Multidata Causal Discovery for Statistical Hurricane Intensity Forecasting
arXiv:2510.02050v3 Announce Type: replace-cross
Abstract: Improving statistical forecasts of tropical cyclone (TC) intensity is limited by complex nonlinear interactions and difficulty in identifying relevant predictors. Conventional methods prioritize correlation or fit, often overlooking confounding variables and limiting generalizability to unseen TCs. To address this, we leverage a multidata causal discovery framework with a replicated dataset based on Statistical Hurricane Intensity Prediction Scheme (SHIPS) using ERA5 meteorological reanalysis. We conduct experiments to identify and select predictors causally linked to TC intensity changes. We then train multiple linear regression models to compare causal feature selection with correlation, random forest feature importance, and no feature selection, across five forecast lead times from 1 to 5 days (24 to 120 hours). Causal feature selection consistently outperforms on unseen test cases, especially for lead times shorter than 3 days. Top causal features include vertical shear, mid-tropospheric potential vorticity and surface moisture conditions, which are physically significant yet often underutilized in TC intensity predictions. We build an extended predictor set (SHIPS+) by adding selected features to the standard SHIPS predictors. SHIPS+ yields increased short-term predictive skill at lead times of 24, 48, and 72 hours.

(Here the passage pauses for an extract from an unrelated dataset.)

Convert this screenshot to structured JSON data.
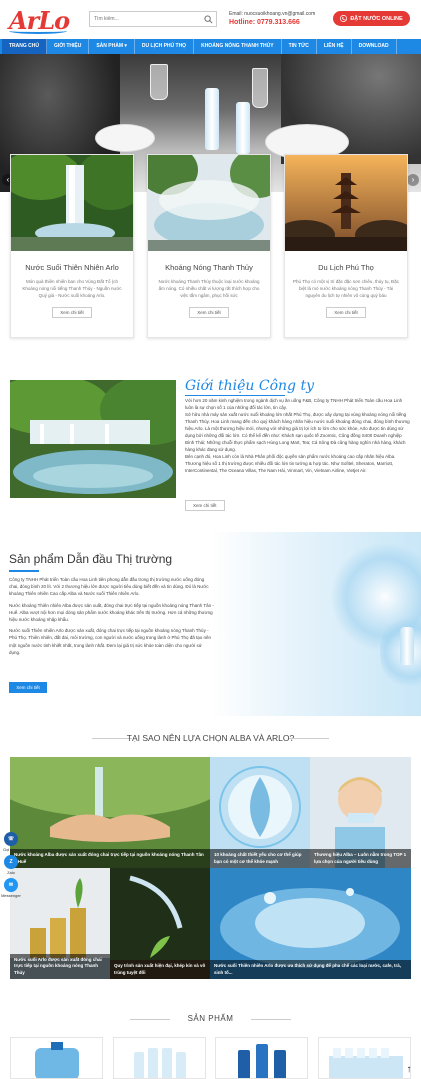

Adding nonlinearity using a multilayer perceptron further extends skill to longer lead times, despite our framework being purely regional and not requiring global forecast data. Operational SHIPS tests confirm that three of the six added causally discovered predictors improve forecast skill, with the largest gains at longer lead times. Our results demonstrate that causal discovery improves TC intensity prediction and pave the way toward more empirical forecasts.